Family Sells Penny Fortune They Found In The Attic

The California family’s fortune of 1 million copper pennies has finally changed hands over a week after captivating the whole country’s attention.

John and Elizabeth Reyes say they have sold the large number of precious metal pennies they found in the house that had belonged to Elizabeth’s father.

According to John Reyes, he received an overwhelming number of questions and could not get back to everyone who expressed interest, but he did say that his family is pleased with the buyer.

The capacity and willingness to look beyond the face value of the coins was a crucial requirement.

The pair hoped that a collector or investor would purchase a lottery ticket in the form of thousands of pennies, despite the fact that the coins were worth approximately $10,000.

He wouldn’t say how much the pennies sold since confidentiality agreements were essential to the deal, but he did say that his family was “more than satisfied” with the amount.

Elizabeth Reyes’s father, only known as Fritz, resided with his brother for decades in the old Pico-Union mansion where the pennies were discovered.

The Reyes family, Elizabeth Reyes’ sister, her cousin, and their husbands, have been clearing out the 1900s-era home since Fritz died and his brother moved out in preparation for renovations.

The family was cleaning out a crawlspace when they came upon boxes, crates, and bags full of copper coins that Fritz had stashed away before the United States switched to zinc pennies.

John Reyes explained that Fritz and his brother were first-generation German immigrants who had witnessed the effects of rationing first-hand.
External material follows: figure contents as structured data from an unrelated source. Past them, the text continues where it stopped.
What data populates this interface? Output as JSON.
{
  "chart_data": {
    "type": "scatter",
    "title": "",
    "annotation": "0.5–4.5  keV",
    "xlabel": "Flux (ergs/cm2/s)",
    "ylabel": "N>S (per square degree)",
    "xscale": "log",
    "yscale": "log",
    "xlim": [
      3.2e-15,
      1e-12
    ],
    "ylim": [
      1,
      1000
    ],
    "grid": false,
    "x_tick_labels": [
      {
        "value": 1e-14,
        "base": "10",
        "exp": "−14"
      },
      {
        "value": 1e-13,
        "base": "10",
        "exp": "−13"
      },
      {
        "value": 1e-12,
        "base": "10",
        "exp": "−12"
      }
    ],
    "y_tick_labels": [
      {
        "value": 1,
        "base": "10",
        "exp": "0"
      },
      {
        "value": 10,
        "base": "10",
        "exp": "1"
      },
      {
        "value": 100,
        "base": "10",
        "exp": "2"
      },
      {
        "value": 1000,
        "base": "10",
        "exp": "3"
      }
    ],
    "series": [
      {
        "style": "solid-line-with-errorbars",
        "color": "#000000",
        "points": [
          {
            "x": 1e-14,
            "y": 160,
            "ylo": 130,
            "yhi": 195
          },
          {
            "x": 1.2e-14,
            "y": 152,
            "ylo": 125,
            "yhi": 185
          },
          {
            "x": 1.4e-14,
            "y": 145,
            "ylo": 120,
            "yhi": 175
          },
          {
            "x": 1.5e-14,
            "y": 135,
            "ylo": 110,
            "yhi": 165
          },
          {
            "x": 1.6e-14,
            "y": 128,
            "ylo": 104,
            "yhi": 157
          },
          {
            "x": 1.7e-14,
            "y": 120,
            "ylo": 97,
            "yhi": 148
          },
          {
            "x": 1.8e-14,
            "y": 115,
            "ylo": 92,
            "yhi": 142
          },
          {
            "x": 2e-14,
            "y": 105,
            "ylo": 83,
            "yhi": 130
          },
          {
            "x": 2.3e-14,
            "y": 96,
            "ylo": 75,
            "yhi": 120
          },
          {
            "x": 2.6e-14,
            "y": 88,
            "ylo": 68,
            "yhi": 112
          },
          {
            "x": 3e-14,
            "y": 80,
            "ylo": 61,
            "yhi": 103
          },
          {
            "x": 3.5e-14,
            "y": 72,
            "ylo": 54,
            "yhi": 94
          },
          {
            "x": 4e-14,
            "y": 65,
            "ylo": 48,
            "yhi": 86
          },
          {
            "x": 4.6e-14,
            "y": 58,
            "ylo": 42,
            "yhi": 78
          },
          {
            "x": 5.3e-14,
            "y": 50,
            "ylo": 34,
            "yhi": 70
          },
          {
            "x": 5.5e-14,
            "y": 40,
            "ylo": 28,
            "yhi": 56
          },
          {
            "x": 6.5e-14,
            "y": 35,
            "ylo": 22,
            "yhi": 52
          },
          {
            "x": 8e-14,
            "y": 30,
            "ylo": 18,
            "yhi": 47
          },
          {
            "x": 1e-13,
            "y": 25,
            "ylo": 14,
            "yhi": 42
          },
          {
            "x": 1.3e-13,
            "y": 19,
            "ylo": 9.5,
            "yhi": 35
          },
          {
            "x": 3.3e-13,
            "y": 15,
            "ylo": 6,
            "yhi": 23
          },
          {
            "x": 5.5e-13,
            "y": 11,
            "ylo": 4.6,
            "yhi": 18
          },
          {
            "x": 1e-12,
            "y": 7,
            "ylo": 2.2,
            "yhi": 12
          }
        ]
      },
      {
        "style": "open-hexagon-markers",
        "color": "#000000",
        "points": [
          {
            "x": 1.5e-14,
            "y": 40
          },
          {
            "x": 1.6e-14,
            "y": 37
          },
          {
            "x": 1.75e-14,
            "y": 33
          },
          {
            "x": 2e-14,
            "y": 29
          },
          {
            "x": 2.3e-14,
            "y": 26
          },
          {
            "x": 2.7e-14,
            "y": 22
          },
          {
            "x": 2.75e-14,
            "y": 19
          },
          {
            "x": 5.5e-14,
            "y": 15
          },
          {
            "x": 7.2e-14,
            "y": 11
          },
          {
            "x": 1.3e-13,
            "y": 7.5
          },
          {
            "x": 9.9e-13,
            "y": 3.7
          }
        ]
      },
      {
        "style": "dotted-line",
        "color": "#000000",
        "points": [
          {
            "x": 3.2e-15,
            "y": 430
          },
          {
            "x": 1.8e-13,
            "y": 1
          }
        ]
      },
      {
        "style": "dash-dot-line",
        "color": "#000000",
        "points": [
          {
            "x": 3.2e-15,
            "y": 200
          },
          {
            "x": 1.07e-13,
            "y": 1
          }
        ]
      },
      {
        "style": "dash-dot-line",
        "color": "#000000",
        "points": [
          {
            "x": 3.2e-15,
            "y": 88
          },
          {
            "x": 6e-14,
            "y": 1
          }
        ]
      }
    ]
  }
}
Fritz started saving copper pennies expecting their worth to increase over time.

It’s sad to see this chapter of their lives close, but they’ve earned some closure. The coins served as a tangible representation of Fritz’s unique personality and deep affection for his family. His kids and their partners share that sentiment.

That link won’t be completely severed. He said that the family had saved some of the coins as souvenirs, so they would constantly be reminded of the narrative’s impact on their life.